Do istotnych zewnętrznych wyrazów wiary religijnej należą kult, modlitwa oraz posłuszeństwo dogmatom, prawu i innym wymogom religijnej wspólnoty. Jaspers wielokrotnie podkreśla, że ta forma wiary kryje w swej naturze ryzykowne ułatwienie egzystencji (znaczenie tego słowa jest objaśnione w następnym punkcie). Zdejmuje bowiem z jednostki trud własnego myślenia i własnej odpowiedzialności. Wiara zaproponowana w sposób gotowy łatwo staje się das Gechäuschen – muszelką, do której wierzący umysł

wycofuje się przed wątpliwościami, zwłaszcza przed krytyką wolnej, filozofującej myśli. Dla tej ostatniej istnieje tylko prawda w drodze, nigdy i nigdzie trwała, ostateczna i jednoznaczna.
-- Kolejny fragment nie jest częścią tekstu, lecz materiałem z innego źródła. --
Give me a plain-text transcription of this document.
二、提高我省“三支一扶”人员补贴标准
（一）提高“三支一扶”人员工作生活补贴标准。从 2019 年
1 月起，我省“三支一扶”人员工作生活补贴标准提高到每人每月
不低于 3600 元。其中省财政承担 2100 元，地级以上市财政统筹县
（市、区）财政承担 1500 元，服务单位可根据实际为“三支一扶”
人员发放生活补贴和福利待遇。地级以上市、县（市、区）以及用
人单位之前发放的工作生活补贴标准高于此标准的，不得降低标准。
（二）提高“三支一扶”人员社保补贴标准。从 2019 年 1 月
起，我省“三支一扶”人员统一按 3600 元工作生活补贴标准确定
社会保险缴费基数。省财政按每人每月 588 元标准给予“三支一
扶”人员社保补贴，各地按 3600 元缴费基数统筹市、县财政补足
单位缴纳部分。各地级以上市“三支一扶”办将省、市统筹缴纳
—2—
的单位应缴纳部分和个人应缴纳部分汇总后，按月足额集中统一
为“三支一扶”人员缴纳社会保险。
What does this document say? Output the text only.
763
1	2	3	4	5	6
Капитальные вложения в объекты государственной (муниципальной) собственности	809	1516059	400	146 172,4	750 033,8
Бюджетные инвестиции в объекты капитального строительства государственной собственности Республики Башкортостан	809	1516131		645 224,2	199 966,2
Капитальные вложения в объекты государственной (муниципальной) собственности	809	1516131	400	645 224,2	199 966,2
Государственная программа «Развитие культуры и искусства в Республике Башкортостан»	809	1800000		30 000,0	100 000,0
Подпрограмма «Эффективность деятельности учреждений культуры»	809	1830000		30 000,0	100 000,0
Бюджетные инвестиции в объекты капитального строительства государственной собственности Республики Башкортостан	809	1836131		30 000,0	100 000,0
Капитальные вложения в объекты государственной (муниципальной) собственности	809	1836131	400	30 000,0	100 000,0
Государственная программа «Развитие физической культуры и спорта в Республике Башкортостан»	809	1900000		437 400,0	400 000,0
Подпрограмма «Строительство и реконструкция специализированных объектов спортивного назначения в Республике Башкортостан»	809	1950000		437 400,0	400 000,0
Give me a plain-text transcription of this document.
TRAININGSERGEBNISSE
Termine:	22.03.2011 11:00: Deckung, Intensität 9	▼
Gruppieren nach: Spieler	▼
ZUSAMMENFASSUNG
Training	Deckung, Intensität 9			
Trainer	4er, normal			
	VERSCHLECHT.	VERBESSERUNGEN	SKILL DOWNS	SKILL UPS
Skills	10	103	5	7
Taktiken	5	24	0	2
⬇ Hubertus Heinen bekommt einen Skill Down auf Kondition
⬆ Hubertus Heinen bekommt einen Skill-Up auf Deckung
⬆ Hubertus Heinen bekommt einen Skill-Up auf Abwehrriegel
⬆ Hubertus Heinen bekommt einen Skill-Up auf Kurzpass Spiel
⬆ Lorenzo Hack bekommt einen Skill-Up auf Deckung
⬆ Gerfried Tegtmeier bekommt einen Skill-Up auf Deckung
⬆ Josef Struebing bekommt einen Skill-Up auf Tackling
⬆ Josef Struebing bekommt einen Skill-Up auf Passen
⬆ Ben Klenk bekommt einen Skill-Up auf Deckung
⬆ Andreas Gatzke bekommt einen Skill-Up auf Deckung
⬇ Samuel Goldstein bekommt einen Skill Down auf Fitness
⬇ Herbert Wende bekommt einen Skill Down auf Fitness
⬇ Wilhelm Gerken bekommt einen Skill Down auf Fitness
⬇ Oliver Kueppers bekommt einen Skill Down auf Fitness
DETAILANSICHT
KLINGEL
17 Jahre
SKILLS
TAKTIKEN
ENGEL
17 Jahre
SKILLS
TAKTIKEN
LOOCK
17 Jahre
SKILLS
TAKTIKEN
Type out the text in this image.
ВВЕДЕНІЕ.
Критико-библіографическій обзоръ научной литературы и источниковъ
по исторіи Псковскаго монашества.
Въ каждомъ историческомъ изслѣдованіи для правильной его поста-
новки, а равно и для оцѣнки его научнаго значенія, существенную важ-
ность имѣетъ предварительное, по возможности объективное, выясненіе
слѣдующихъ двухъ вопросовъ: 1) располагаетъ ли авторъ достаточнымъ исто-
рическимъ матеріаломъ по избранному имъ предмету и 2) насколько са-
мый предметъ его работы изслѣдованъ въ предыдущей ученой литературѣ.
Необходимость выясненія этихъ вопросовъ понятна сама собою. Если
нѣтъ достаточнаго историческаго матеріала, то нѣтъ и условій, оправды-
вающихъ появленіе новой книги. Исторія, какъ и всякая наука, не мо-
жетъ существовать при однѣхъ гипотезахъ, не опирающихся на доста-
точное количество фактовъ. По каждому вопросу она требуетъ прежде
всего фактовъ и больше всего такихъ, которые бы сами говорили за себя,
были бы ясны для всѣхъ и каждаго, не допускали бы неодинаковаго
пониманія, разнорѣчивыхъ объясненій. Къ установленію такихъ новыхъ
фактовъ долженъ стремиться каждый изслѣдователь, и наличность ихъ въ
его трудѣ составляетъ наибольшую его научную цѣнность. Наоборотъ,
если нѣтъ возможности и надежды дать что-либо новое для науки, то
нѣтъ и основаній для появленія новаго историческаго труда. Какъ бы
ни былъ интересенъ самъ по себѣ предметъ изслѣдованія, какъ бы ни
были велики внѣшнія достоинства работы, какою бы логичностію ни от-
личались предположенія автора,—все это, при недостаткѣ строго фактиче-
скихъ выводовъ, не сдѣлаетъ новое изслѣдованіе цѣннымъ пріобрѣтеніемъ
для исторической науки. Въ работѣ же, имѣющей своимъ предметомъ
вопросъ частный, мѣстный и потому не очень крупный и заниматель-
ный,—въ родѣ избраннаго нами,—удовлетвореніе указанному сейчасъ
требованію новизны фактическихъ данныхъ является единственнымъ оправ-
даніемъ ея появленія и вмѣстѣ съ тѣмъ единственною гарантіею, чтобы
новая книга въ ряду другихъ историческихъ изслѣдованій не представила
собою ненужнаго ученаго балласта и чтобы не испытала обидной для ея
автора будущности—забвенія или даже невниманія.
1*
Jej oparciem jest nieskończoność, nigdy jakakolwiek, z natury swej skończona, doktrynalna czy instytucjonalna jej obiektywizacja. Zdaniem Jaspersa byłoby jednak krzywdzącym dla religijnej wiary uproszczeniem sądzić, że tylko siła kościelnej tradycji i jej społecznego autorytetu w połączeniu z ignorancją przeciętnych umysłów przedłużają istnienie religii. Schopenhauer tak właśnie sądził, a tym bardziej takie było przekonanie filozofów radykalnie ateistycznych – Marksa, Freuda, Russella, Sartre’a. Jaspers uznaje, że pomijając wszystkie deformacje, religia kryje w sobie także egzystencjalną prawdę, a w każdym razie jej możliwość: „W egzystencji religijnej kryje się pewnego rodzaju prawda, chociaż nie potrafię jej sobie przyswoić; jednak ja nie jestem wszystkim” (Phil. I, 1956 [1932]: 300). Religijna egzystencja urzeczywistniana w posłuszeństwie autorytetowi i w widzialnej wspólnocie może być autentyczną egzystencją, aczkolwiek wolny umysł nie potrafi wejść na jej drogę. Świadomość, że „ja nie jestem całą prawdą”, jest podstawowym aksjomatem, warunkiem i postulatem egzystencjalnej komunikacji, która przezwycięża ograniczenia jednostki. Tradycyjno – religijna wiara nie może być wykluczona z kręgu takiej komunikacji.

Karl Jaspers walczy z religią, o ile ta dąży do ucieleśnienia Transcendencji w obiektywnej o niej wiedzy, w urzeczowionych symbolach materialnych i mentalnych, w posłuszeństwie żądającym ofiary z rozumu. Z drugiej jednak strony uznaje, że pojęta głęboko i wewnętrznie, religia jest duszą filozofii. W Philosophie (I: 294 – 317) czy w Von der Wahrheit (916 i nast.) znajdujemy zdania pełne uznania dla wartości i autonomii religii w jej źródłowych postaciach. Niemiecki myśliciel uważa, że wraz z zapomnieniem religii ustałoby też właściwe filozofowanie, zapanowałoby nieświadome siebie zwątpienie we wszystko, życie chwilą, nihilizm, chaotyczny przesąd. W dalszej perspektywie upadłaby, jego zdaniem, także nauka – stwierdzenie dziwne, jeśli zważyć ciągły konflikt religii i nowożytnej nauki trwający po dzień dzisiejszy, kiedy to pojawiły się nowe problemy etyczne w związku z rozwojem genetyki i biotechnologii. Nauka jednak, zdaniem Jaspersa, zbyt często przeradza się w naukowy zabobon, to znaczy w pozytywistyczny światopogląd, który pretenduje do odpowiedzi na wszystkie pytania, także na to, czym człowiek jest i czym stać się może. Bez filozofii, ale także bez światłej religii, takie pytanie nie byłoby już stawiane, tylko znalazłoby nieprawdziwy wyraz w nowych przebraniach. Reasumując, Jaspers bardziej poszukuje

dialogu z religią niż polemiki, chociaż u końca swych wysiłków ubolewa, że nie

spotkał się z takim odzewem, na jaki liczył. Twierdzi, że wiara filozoficzna nie potrafi wprawdzie do końca zrozumieć wiary teologicznej, jednak „chce uczciwości, a nie wrogości, chce komunikacji, a nie zerwania kontaktów, chce liberalizmu, a nie przemocy” (WFO: 41).